Alignment Schema (Experimental)

Alignment Schema (Experimental)#

An Alignment is the output from a V(D)J assignment process for a single V, D, J, or C gene for a sequence. It is not necessary that the V(D)J assignment process performs a sequence alignment algorithm, as the schema can support any algorithmic process. Multiple Alignment records are supported and expected for a single sequence with context-dependent fields (score, identity, support, rank) for assessing the quality of assignments that can vary considerably in definition based on the methodology used.

Note, this schema definition is still experimental and should not be considered final.

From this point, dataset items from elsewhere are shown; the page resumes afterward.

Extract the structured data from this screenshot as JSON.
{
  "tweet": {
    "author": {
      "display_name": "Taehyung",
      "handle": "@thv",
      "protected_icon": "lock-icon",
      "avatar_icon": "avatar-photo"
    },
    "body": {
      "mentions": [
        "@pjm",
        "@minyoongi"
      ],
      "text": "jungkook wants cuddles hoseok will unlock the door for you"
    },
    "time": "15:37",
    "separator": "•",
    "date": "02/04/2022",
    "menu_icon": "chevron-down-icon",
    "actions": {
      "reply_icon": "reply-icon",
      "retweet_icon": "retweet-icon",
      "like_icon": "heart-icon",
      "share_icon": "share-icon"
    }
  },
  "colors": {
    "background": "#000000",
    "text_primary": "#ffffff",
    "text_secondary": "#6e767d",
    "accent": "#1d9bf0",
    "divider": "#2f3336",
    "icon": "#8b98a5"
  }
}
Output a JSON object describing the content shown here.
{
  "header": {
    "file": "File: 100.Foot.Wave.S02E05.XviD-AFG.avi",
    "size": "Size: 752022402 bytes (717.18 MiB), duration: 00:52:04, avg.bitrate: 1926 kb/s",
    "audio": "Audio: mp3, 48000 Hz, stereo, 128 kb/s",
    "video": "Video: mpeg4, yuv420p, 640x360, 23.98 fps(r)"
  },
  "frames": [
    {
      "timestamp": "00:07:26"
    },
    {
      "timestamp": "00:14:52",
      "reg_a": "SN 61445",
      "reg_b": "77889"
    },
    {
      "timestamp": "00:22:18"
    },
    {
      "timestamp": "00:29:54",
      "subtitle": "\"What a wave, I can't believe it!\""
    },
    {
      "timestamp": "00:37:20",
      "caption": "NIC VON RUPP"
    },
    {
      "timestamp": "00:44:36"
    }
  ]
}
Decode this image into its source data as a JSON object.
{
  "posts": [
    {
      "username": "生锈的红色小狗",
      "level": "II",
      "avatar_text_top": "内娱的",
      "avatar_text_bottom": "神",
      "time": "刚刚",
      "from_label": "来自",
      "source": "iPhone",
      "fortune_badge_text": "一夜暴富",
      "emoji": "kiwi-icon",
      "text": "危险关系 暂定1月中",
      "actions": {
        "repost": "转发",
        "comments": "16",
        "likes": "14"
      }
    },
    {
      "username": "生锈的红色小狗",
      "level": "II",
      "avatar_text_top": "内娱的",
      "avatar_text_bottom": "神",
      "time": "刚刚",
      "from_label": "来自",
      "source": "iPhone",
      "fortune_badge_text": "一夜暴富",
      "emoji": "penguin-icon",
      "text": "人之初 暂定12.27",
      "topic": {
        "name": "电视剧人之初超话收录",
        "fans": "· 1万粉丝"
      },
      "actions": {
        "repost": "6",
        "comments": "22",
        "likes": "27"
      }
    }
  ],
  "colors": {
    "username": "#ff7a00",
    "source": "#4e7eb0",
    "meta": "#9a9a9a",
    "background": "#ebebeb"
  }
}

File Format Specification#

The format specification describes the file format and details on how to structure this data.

Fields#

Download as TSV

Name

Type

Attributes

Definition

sequence_id

string

required, identifier, nullable

Unique query sequence identifier within the file. Most often this will be the input sequence header or a substring thereof, but may also be a custom identifier defined by the tool in cases where query sequences have been combined in some fashion prior to alignment.

segment

string

required, nullable

The segment for this alignment. One of V, D, J or C.

rev_comp

boolean

optional, nullable

Alignment result is from the reverse complement of the query sequence.

call

string

required, nullable

Gene assignment with allele.

score

number

required, nullable

Alignment score.

identity

number

optional, nullable

Alignment fractional identity.

support

number

optional, nullable

Alignment E-value, p-value, likelihood, probability or other similar measure of support for the gene assignment as defined by the alignment tool.

cigar

string

required, nullable

Alignment CIGAR string.

sequence_start

integer

optional, nullable

Start position of the segment in the query sequence (1-based closed interval).

sequence_end

integer

optional, nullable

End position of the segment in the query sequence (1-based closed interval).

germline_start

integer

optional, nullable

Alignment start position in the reference sequence (1-based closed interval).

germline_end

integer

optional, nullable

Alignment end position in the reference sequence (1-based closed interval).

rank

integer

optional, nullable

Alignment rank.

rearrangement_id

string

DEPRECATED

Identifier for the Rearrangement object. May be identical to sequence_id, but will usually be a universally unique record locator for database applications.

data_processing_id

string

optional, nullable

Identifier to the data processing object in the repertoire metadata for this rearrangement. If this field is empty than the primary data processing object is assumed.

germline_database

string

DEPRECATED

Source of germline V(D)J genes with version number or date accessed.